大江健三郎などが記者会見し「停止している原発を再稼働するな」と訴えた。

経済生活の立て直しは、たしかに緊急の課題だが、そのために原発の再稼働が必要であるという見解が示されていることに、わたしたちは非常に危惧を覚える。

「経済活動より生命を優先」するなら、大江は、なぜ自動車の禁止を主張しないのか?

福島事故で放射能で死んだ人は1人もいないが、自動車は確実に毎年5000人を殺す。

ノーベル賞の権威と「経済的合理性や生産性ばかりにとらわれない理念」をもって、自動車の全面禁止に立ち上がってほしい。

大江には理解できないだろうが、世の中は経済と生命のトレードオフで動いている。リスクをゼロにするには、自動車も飛行機も酒もタバコも禁止し、石炭火力も石油火力も止めなければならない。

原発をこのまま止め続けたら毎年数兆円の損害が出て企業は海外逃避する。

それによって日本は貧しくなり若者の負担は大きくなる。

もちろん、そんなことは大江の知ったことではない。

彼が呼びかけ人になっている「さようなら原発1000万人アクション」というサイトの平均年齢は異常に高い。

先の短い彼らにとっては、もう経済活動なんてどうでもいいやろう。

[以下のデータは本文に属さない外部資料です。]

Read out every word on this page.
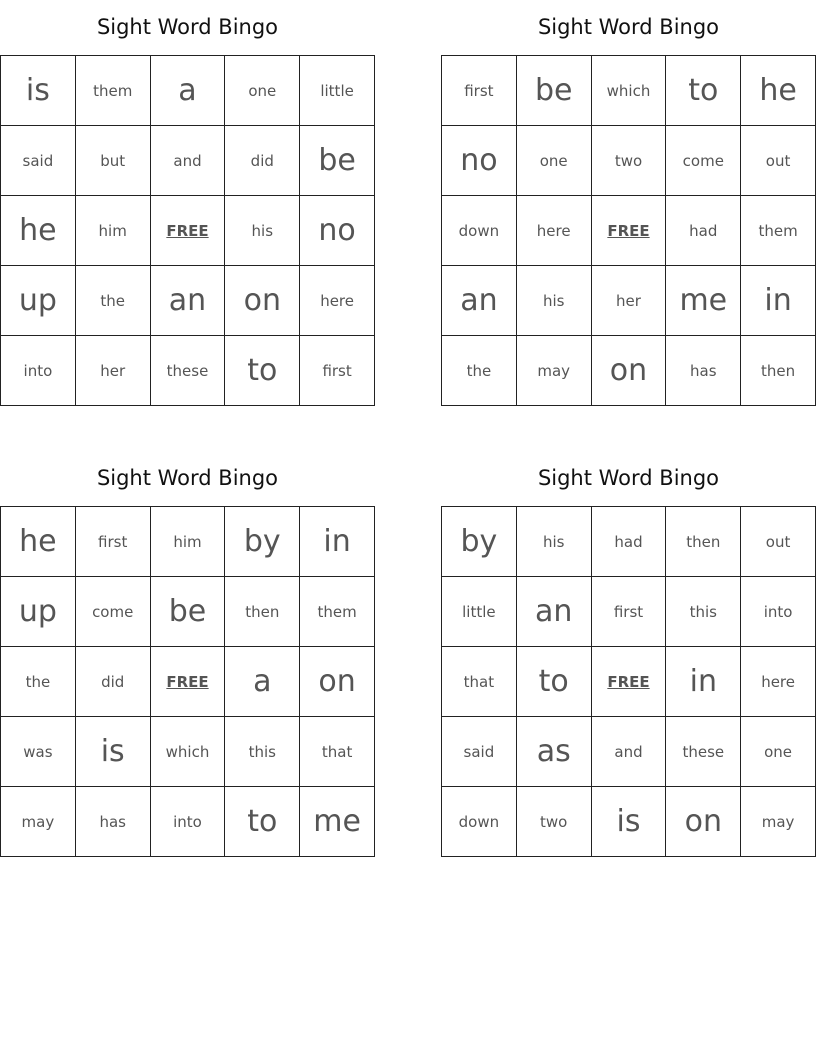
Sight Word Bingo
is	them	a	one	little
said	but	and	did	be
he	him	FREE	his	no
up	the	an	on	here
into	her	these	to	first
Sight Word Bingo
first	be	which	to	he
no	one	two	come	out
down	here	FREE	had	them
an	his	her	me	in
the	may	on	has	then
Sight Word Bingo
he	first	him	by	in
up	come	be	then	them
the	did	FREE	a	on
was	is	which	this	that
may	has	into	to	me
Sight Word Bingo
by	his	had	then	out
little	an	first	this	into
that	to	FREE	in	here
said	as	and	these	one
down	two	is	on	may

彼らは合理的に行動している。

「賛同人」として宇都宮健児弁護士が名を連ねているのも、とんだブラックユーモア。

過払い金訴訟で消費者金融を壊滅させた弁護士業界の次の標的は原発の賠償。

8兆円の賠償金を取れば、手数料は10%としても8000億円。原発への恐怖が高まれば高まるほど日弁連は儲かる仕組み。

戦後の日本を駄目にしてきたのは、このように原発を止めたら代わりのエネルギーをどうするのかという対案もなしに、情緒的な正義感に訴える万年野党。

それが間違えて権力を取ったらどういう恐るべきことになるかを、菅や民主党は十分みせてくれた。

それもこりないで「広島と長崎の記憶が深く刻み込まれたはずのこの国で、再び核がその猛威をふるうことになった」などと原爆と原発の区別もつかない大江には、さすがに誰もついてこない。

菅の退陣を最後に、こういう左翼幻想にもさようならを言おう。左翼の人には頭がない。